I am not suggesting that elements of the Personality Ethic—personality
growth, communication skill training, and education in the field of
influence strategies and positive thinking—are not beneficial,
in fact
sometimes essential for success. I believe they are. But these are secondary,
not primary traits. Perhaps, in utilizing our human capacity to build on the
foundation of generations before us, we have inadvertently become so
focused on our own building that we have forgotten the foundation that
holds it up; or in reaping for so long where we have not sown, perhaps we
have forgotten the need to sow.
If I try to use human influence strategies and tactics of how to get other
people to do what I want, to work better, to be more motivated, to like me
and each other—while my character is fundamentally flawed,
marked by
duplicity and insincerity—then, in the long run, I cannot be successful.

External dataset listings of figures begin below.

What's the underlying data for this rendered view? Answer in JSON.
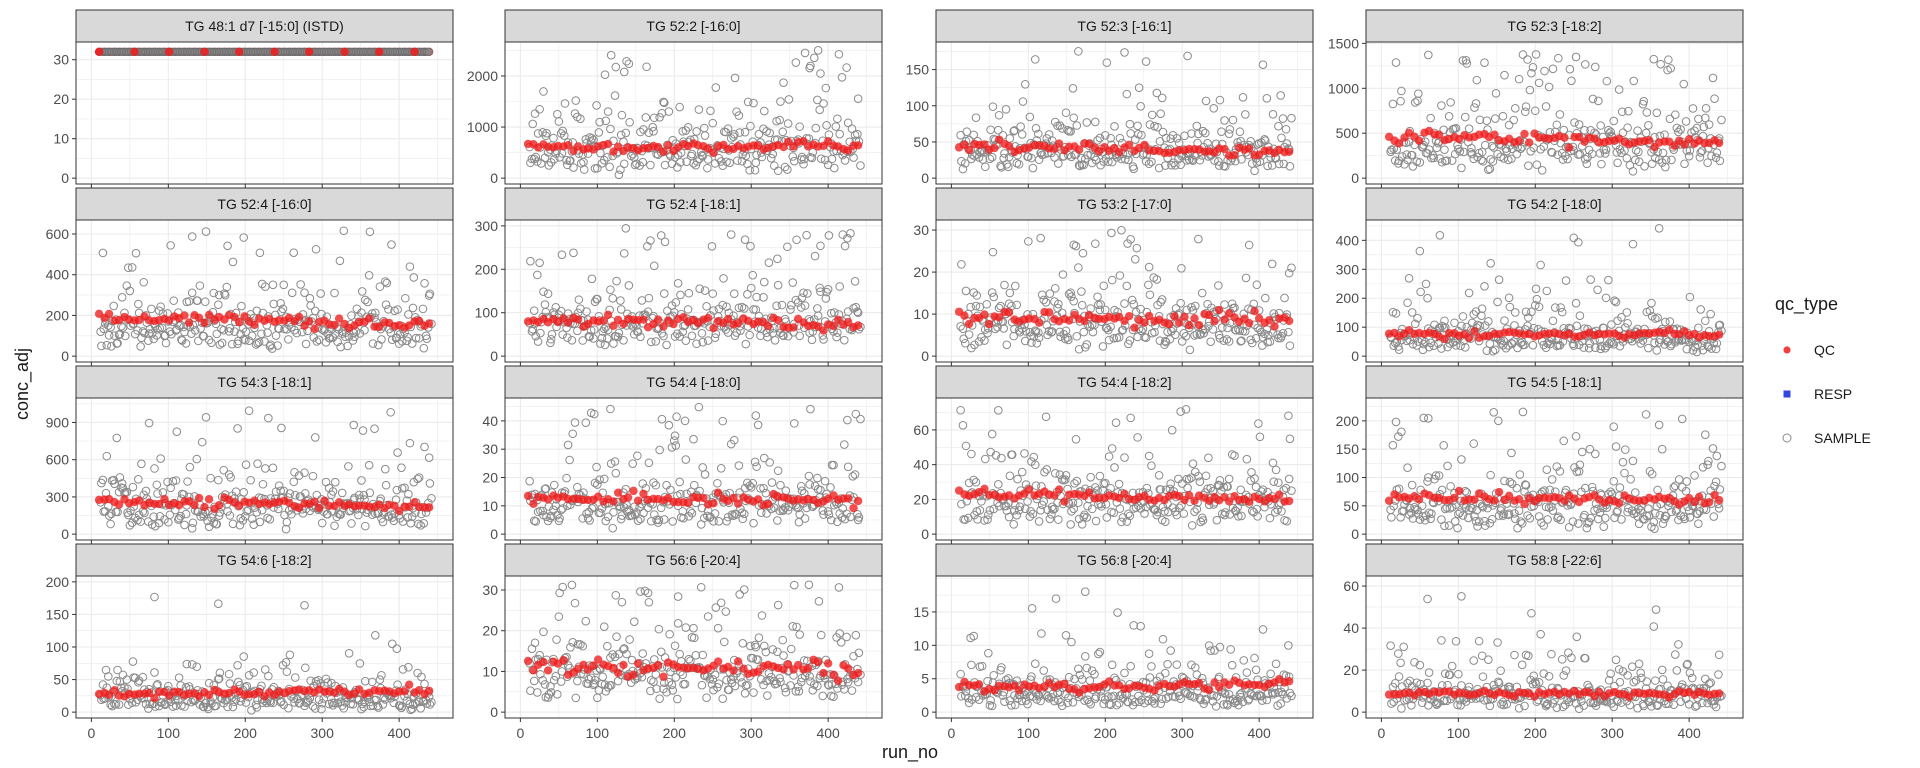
{
  "chart_data": {
    "type": "scatter",
    "facet": "wrap",
    "xlabel": "run_no",
    "ylabel": "conc_adj",
    "legend": {
      "title": "qc_type",
      "position": "right",
      "entries": [
        "QC",
        "RESP",
        "SAMPLE"
      ]
    },
    "colors": {
      "QC": "#f01c1c",
      "RESP": "#3347e0",
      "SAMPLE": "#8a8a8a",
      "strip": "#d9d9d9",
      "grid": "#ebebeb"
    },
    "xlim": [
      0,
      450
    ],
    "x_ticks": [
      "0",
      "100",
      "200",
      "300",
      "400"
    ],
    "panels": [
      {
        "title": "TG 48:1 d7 [-15:0] (ISTD)",
        "ylim": [
          0,
          33
        ],
        "y_ticks": [
          "0",
          "10",
          "20",
          "30"
        ],
        "qc_level": 32,
        "qc_noise": 0.0,
        "qc_trend": 0.0,
        "sample_median": null,
        "sample_spread": 0.0,
        "sample_max": null
      },
      {
        "title": "TG 52:2 [-16:0]",
        "ylim": [
          0,
          2550
        ],
        "y_ticks": [
          "0",
          "1000",
          "2000"
        ],
        "qc_level": 620,
        "qc_noise": 0.08,
        "qc_trend": 0.0,
        "sample_median": 600,
        "sample_spread": 0.55,
        "sample_max": 2550
      },
      {
        "title": "TG 52:3 [-16:1]",
        "ylim": [
          0,
          180
        ],
        "y_ticks": [
          "0",
          "50",
          "100",
          "150"
        ],
        "qc_level": 40,
        "qc_noise": 0.08,
        "qc_trend": -0.1,
        "sample_median": 40,
        "sample_spread": 0.5,
        "sample_max": 178
      },
      {
        "title": "TG 52:3 [-18:2]",
        "ylim": [
          0,
          1450
        ],
        "y_ticks": [
          "0",
          "500",
          "1000",
          "1500"
        ],
        "qc_level": 430,
        "qc_noise": 0.08,
        "qc_trend": -0.1,
        "sample_median": 380,
        "sample_spread": 0.55,
        "sample_max": 1430
      },
      {
        "title": "TG 52:4 [-16:0]",
        "ylim": [
          0,
          640
        ],
        "y_ticks": [
          "0",
          "200",
          "400",
          "600"
        ],
        "qc_level": 175,
        "qc_noise": 0.08,
        "qc_trend": -0.1,
        "sample_median": 150,
        "sample_spread": 0.55,
        "sample_max": 635
      },
      {
        "title": "TG 52:4 [-18:1]",
        "ylim": [
          0,
          300
        ],
        "y_ticks": [
          "0",
          "100",
          "200",
          "300"
        ],
        "qc_level": 78,
        "qc_noise": 0.08,
        "qc_trend": -0.05,
        "sample_median": 80,
        "sample_spread": 0.5,
        "sample_max": 295
      },
      {
        "title": "TG 53:2 [-17:0]",
        "ylim": [
          0,
          31
        ],
        "y_ticks": [
          "0",
          "10",
          "20",
          "30"
        ],
        "qc_level": 9,
        "qc_noise": 0.1,
        "qc_trend": -0.05,
        "sample_median": 8,
        "sample_spread": 0.55,
        "sample_max": 30.5
      },
      {
        "title": "TG 54:2 [-18:0]",
        "ylim": [
          0,
          450
        ],
        "y_ticks": [
          "0",
          "100",
          "200",
          "300",
          "400"
        ],
        "qc_level": 75,
        "qc_noise": 0.08,
        "qc_trend": 0.0,
        "sample_median": 70,
        "sample_spread": 0.6,
        "sample_max": 445
      },
      {
        "title": "TG 54:3 [-18:1]",
        "ylim": [
          0,
          1050
        ],
        "y_ticks": [
          "0",
          "300",
          "600",
          "900"
        ],
        "qc_level": 250,
        "qc_noise": 0.08,
        "qc_trend": -0.1,
        "sample_median": 230,
        "sample_spread": 0.55,
        "sample_max": 1040
      },
      {
        "title": "TG 54:4 [-18:0]",
        "ylim": [
          0,
          46
        ],
        "y_ticks": [
          "0",
          "10",
          "20",
          "30",
          "40"
        ],
        "qc_level": 12,
        "qc_noise": 0.08,
        "qc_trend": -0.05,
        "sample_median": 11,
        "sample_spread": 0.55,
        "sample_max": 45
      },
      {
        "title": "TG 54:4 [-18:2]",
        "ylim": [
          0,
          75
        ],
        "y_ticks": [
          "0",
          "20",
          "40",
          "60"
        ],
        "qc_level": 22,
        "qc_noise": 0.08,
        "qc_trend": -0.1,
        "sample_median": 20,
        "sample_spread": 0.5,
        "sample_max": 73
      },
      {
        "title": "TG 54:5 [-18:1]",
        "ylim": [
          0,
          230
        ],
        "y_ticks": [
          "0",
          "50",
          "100",
          "150",
          "200"
        ],
        "qc_level": 62,
        "qc_noise": 0.08,
        "qc_trend": -0.05,
        "sample_median": 50,
        "sample_spread": 0.55,
        "sample_max": 228
      },
      {
        "title": "TG 54:6 [-18:2]",
        "ylim": [
          0,
          200
        ],
        "y_ticks": [
          "0",
          "50",
          "100",
          "150",
          "200"
        ],
        "qc_level": 30,
        "qc_noise": 0.1,
        "qc_trend": 0.1,
        "sample_median": 22,
        "sample_spread": 0.6,
        "sample_max": 195
      },
      {
        "title": "TG 56:6 [-20:4]",
        "ylim": [
          0,
          32
        ],
        "y_ticks": [
          "0",
          "10",
          "20",
          "30"
        ],
        "qc_level": 11,
        "qc_noise": 0.1,
        "qc_trend": -0.05,
        "sample_median": 10,
        "sample_spread": 0.45,
        "sample_max": 31.5
      },
      {
        "title": "TG 56:8 [-20:4]",
        "ylim": [
          0,
          19.5
        ],
        "y_ticks": [
          "0",
          "5",
          "10",
          "15"
        ],
        "qc_level": 4,
        "qc_noise": 0.1,
        "qc_trend": 0.05,
        "sample_median": 3,
        "sample_spread": 0.55,
        "sample_max": 19
      },
      {
        "title": "TG 58:8 [-22:6]",
        "ylim": [
          0,
          62
        ],
        "y_ticks": [
          "0",
          "20",
          "40",
          "60"
        ],
        "qc_level": 9,
        "qc_noise": 0.08,
        "qc_trend": 0.0,
        "sample_median": 8,
        "sample_spread": 0.6,
        "sample_max": 57
      }
    ]
  }
}
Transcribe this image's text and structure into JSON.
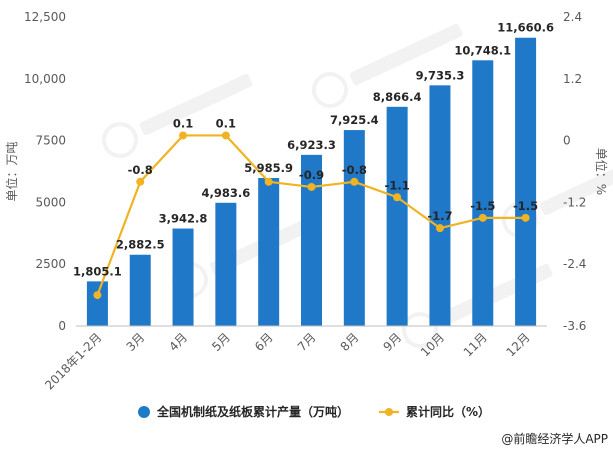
{
  "chart_data": {
    "type": "bar",
    "categories": [
      "2018年1-2月",
      "3月",
      "4月",
      "5月",
      "6月",
      "7月",
      "8月",
      "9月",
      "10月",
      "11月",
      "12月"
    ],
    "series": [
      {
        "name": "全国机制纸及纸板累计产量（万吨）",
        "chart_type": "bar",
        "axis": "left",
        "color": "#1f78c8",
        "values": [
          1805.1,
          2882.5,
          3942.8,
          4983.6,
          5985.9,
          6923.3,
          7925.4,
          8866.4,
          9735.3,
          10748.1,
          11660.6
        ],
        "labels": [
          "1,805.1",
          "2,882.5",
          "3,942.8",
          "4,983.6",
          "5,985.9",
          "6,923.3",
          "7,925.4",
          "8,866.4",
          "9,735.3",
          "10,748.1",
          "11,660.6"
        ]
      },
      {
        "name": "累计同比（%）",
        "chart_type": "line",
        "axis": "right",
        "color": "#f0b323",
        "values": [
          -3.0,
          -0.8,
          0.1,
          0.1,
          -0.8,
          -0.9,
          -0.8,
          -1.1,
          -1.7,
          -1.5,
          -1.5
        ],
        "labels": [
          "",
          "-0.8",
          "0.1",
          "0.1",
          "",
          "-0.9",
          "-0.8",
          "-1.1",
          "-1.7",
          "-1.5",
          "-1.5"
        ]
      }
    ],
    "y_left": {
      "label": "单位：万吨",
      "ylim": [
        0,
        12500
      ],
      "ticks": [
        0,
        2500,
        5000,
        7500,
        10000,
        12500
      ],
      "tick_labels": [
        "0",
        "2500",
        "5000",
        "7500",
        "10,000",
        "12,500"
      ]
    },
    "y_right": {
      "label": "单位：%",
      "ylim": [
        -3.6,
        2.4
      ],
      "ticks": [
        -3.6,
        -2.4,
        -1.2,
        0,
        1.2,
        2.4
      ],
      "tick_labels": [
        "-3.6",
        "-2.4",
        "-1.2",
        "0",
        "1.2",
        "2.4"
      ]
    },
    "grid": false,
    "legend_position": "bottom",
    "source": "@前瞻经济学人APP"
  }
}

My
duplicity will breed distrust, and everything I do—even using so-called
good human relations techniques—will be perceived as manipulative. It
simply makes no difference how good the rhetoric is or even how good the
intentions are; if there is little or no trust, there is no foundation for
permanent success. Only basic goodness gives life to technique.
To focus on technique is like cramming your way through school. You
sometimes get by, perhaps even get good grades, but if you don’t pay the
price day in and day out, you never achieve true mastery of the subjects you
study or develop an educated mind.
Did you ever consider how ridiculous it would be to try to cram on a farm
—to forget to plant in the spring, play all summer and then cram in the fall
to bring in the harvest? The farm is a natural system.
The price must be paid
and the process followed. You always reap what you sow; there is no
shortcut.
This principle is also true, ultimately,
in human behavior, in human
relationships. They, too, are natural systems based on the law of the harvest.
In the short run, in an artificial social system such as school, you may be
able to get by if you learn how to manipulate the man-made rules, to “play
the game.” In most one-shot or short-lived human interactions, you can use
the Personality Ethic to get by and to make favorable impressions through
charm and skill and pretending to be interested in other people’s hobbies.
You can pick up quick, easy techniques that may work in short-term
situations. But secondary traits alone have no permanent worth in long-term
relationships. Eventually, if there isn’t deep
integrity and fundamental
character strength, the challenges of life will cause true motives to surface
and human relationship failure will replace short-term success.
Many people with secondary greatness—that is, social recognition for
their talents—lack primary greatness or goodness in their character. Sooner
or later, you’ll see this in every long-term relationship they have, whether it
is with a business associate, a spouse, a friend,
or a teenage child going
through an identity crisis. It is character that communicates most
eloquently. As Emerson once put it, “What you are shouts so loudly in my
ears I cannot hear what you say.”
There are, of course, situations where people have character strength but
they lack communication skills, and that undoubtedly affects the quality of
relationships as well. But the effects are still secondary.
In the last analysis, what we
are
communicates far more eloquently than
anything we
say
or
do.
We all know it. There are people we trust absolutely
because we know their character. Whether they’re eloquent or not, whether
they have the human relations techniques or not, we trust them, and we
work successfully with them.
In the
words of William George Jordan, “Into the hands of every
individual is given a marvelous power for good or evil—the silent,
unconscious, unseen influence of his life. This is simply the constant
radiation of what man really is, not what he pretends to be.”